Joy, mentre sente di voler vivere la sua vita con entusiasmo, concedendosi il lusso di qualche piccolo piacere, si ritrova sovente a doversi adattare, e trascorre la sua esistenza sognando il ritorno dei bei momenti vissuti con Dave, al quale continuerà a scrivere lettere per rassicurarlo (e rassicurare se stessa) circa la sua intenzione di aspettarlo durante i dodici anni della reclusione. Nel frattempo Joy porta a casa individui privi di alcuni fascino che le fanno regali ai quali lei non sa sottrarsi, ma che anzi apprezza, così come non si nasconde agli sguardi dei fotografi eccitati che ne fanno oggetto dei loro scatti mentre si sollazzano senza voler dare una vera chance professionale alla ragazza. Joy è la natura in gabbia, circondata dal degrado morale che le consuetudini sociali e le norme borghesi suggellano alimentando un solco tra le classi sociali.
Più volte nel racconto cinematografico la sua figura di giovane ragazza desiderante restituisce a Joy aspetti di radiosità: la donna sembra un fiore in un universo di meschini, con la miseria quale condizione in cui sono ricacciate le persone deprivate di sostegno e assistenza.

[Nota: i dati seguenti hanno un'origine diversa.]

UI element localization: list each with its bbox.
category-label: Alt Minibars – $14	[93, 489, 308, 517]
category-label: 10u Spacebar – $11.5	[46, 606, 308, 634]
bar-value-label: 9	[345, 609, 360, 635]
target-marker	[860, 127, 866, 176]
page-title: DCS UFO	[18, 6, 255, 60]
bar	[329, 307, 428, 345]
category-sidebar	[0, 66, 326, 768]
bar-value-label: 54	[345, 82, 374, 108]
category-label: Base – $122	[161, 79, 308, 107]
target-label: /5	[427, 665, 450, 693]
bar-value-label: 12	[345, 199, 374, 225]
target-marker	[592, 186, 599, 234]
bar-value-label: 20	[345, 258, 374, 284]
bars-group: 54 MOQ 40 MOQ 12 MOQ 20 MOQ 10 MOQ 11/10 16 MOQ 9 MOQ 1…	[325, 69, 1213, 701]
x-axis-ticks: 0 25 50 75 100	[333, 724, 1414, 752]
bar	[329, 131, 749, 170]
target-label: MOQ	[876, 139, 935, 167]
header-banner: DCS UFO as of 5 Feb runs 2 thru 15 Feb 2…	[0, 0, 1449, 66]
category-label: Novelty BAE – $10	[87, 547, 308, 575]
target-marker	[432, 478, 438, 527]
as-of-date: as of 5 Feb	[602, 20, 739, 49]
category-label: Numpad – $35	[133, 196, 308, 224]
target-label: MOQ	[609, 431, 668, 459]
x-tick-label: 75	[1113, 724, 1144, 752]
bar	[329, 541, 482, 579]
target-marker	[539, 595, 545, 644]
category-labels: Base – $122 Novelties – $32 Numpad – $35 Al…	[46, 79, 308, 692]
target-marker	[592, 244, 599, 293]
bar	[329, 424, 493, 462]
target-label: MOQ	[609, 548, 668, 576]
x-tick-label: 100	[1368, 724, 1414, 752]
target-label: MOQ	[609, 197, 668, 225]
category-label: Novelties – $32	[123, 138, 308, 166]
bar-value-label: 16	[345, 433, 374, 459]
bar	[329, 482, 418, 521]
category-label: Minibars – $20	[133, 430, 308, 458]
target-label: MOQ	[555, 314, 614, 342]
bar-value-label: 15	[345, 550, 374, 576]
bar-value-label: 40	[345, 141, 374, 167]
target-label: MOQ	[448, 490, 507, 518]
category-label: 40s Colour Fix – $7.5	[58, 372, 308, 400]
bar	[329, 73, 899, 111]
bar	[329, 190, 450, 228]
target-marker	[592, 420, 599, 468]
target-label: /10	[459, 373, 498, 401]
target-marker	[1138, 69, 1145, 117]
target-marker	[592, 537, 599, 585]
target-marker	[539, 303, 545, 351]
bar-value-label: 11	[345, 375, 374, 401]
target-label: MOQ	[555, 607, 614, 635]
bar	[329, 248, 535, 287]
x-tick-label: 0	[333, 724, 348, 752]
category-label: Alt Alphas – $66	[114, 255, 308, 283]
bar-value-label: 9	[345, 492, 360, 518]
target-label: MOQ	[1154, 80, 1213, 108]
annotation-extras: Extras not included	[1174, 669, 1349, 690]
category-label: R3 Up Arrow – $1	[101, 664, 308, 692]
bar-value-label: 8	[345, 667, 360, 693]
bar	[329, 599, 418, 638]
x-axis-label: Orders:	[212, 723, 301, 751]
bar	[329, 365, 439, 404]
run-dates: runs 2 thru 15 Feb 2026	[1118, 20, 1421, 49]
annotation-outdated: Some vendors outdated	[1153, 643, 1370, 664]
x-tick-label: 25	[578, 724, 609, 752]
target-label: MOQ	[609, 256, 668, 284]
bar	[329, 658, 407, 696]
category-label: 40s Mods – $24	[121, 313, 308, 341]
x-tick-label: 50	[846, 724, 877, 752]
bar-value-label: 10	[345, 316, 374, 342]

L’umore instabile e la sensibilità al richiamo del maschio sono aspetti che suggeriscono l’istintiva adesione alla vita di un temperamento nonostante tutto vulcanico, che si innamora di due rapinatori e non si nega a tanti altri uomini, consapevole di dover rendere un po’ eccitante la vita e incline alla gioiosità, perché tutto intorno la vorrebbe una pecora o una figura condannata al silenzio tra le quattro pareti. Le sue insicurezze le impediscono di restare a lungo da sola, e ciononostante, nella genuina attitudine di Joy di riuscire ad andare incontro agli eventi Loach trova materiale interessante e vitale per il suo cinema; il cineasta adotta aspetti di commedia che sono sottilmente in grado di coinvolgere lo spettatore nelle disavventure di Joy e coniugarsi con i toni della speranza che la ragazza purtuttavia sperimenta. Joy infatti evita di crogiolarsi nella tristezza, sceglie di vivere senza vergogna una vita libera, e quando Tom si ripresenterà al ritorno dalla prigione, non riuscirà a sostenere il suo proposito di separarsi definitivamente da lui e mandarlo via, accoglierà l’uomo per finire a riconoscere che la vita con Dave era stata meravigliosa e potrà forse tornare di nuovo se tutto volgerà per il meglio.